The key to the size of the resulting codes is the size of the dictionary in the phrases, because each code, when encoded using the LZ78 method, contains the phrase number in the dictionary. It follows from the latter that these codes have a constant length equal to the rounded upward binary logarithm of the size of the dictionary + 8 (this is the number of bits in the extended ASCII byte code).

Example 12.5 .

Using the LZ78 algorithm, encode the string "RED PAINT" using a dictionary with a length of 16 phrases.

A pointer to any phrase in such a dictionary is a number from 0 to 15, four bits are enough to encode it.

LZ-data decompression algorithms. Example 13.6

LZ78, dictionary length - 16 phrases. Compressed Message Codes -

In the last example, the length of the resulting code is 10 * (4 + 8) = 120 bits.

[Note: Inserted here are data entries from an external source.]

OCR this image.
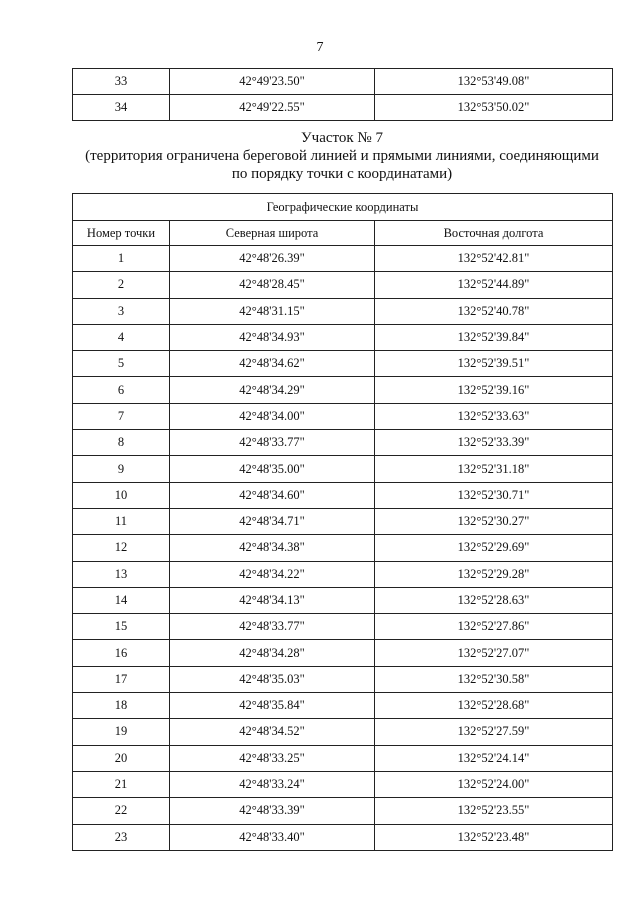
7
33	42°49'23.50"	132°53'49.08"
34	42°49'22.55"	132°53'50.02"
Участок № 7
(территория ограничена береговой линией и прямыми линиями, соединяющими
по порядку точки с координатами)
Географические координаты		
Номер точки	Северная широта	Восточная долгота
1	42°48'26.39"	132°52'42.81"
2	42°48'28.45"	132°52'44.89"
3	42°48'31.15"	132°52'40.78"
4	42°48'34.93"	132°52'39.84"
5	42°48'34.62"	132°52'39.51"
6	42°48'34.29"	132°52'39.16"
7	42°48'34.00"	132°52'33.63"
8	42°48'33.77"	132°52'33.39"
9	42°48'35.00"	132°52'31.18"
10	42°48'34.60"	132°52'30.71"
11	42°48'34.71"	132°52'30.27"
12	42°48'34.38"	132°52'29.69"
13	42°48'34.22"	132°52'29.28"
14	42°48'34.13"	132°52'28.63"
15	42°48'33.77"	132°52'27.86"
16	42°48'34.28"	132°52'27.07"
17	42°48'35.03"	132°52'30.58"
18	42°48'35.84"	132°52'28.68"
19	42°48'34.52"	132°52'27.59"
20	42°48'33.25"	132°52'24.14"
21	42°48'33.24"	132°52'24.00"
22	42°48'33.39"	132°52'23.55"
23	42°48'33.40"	132°52'23.48"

Algorithms LZ77, LZ78 and can be used freely.

In 1984, Welch created the LZW algorithm, more efficient than its prototype, by modifying LZ78. The LZW algorithm is used as the basis in many well-known and effective data compression programs - archivers.

12 4 Test questions .

1. What are the main goals of coding with data compression?

2. The basic technique for coding with compression.

3. What is the difference between the LZ77 coding method and the LZ78 coding method?

4. Which of the LZ77 or LZ78 coding methods is potentially more efficient?

5. What are the main disadvantages of the LZ77 method?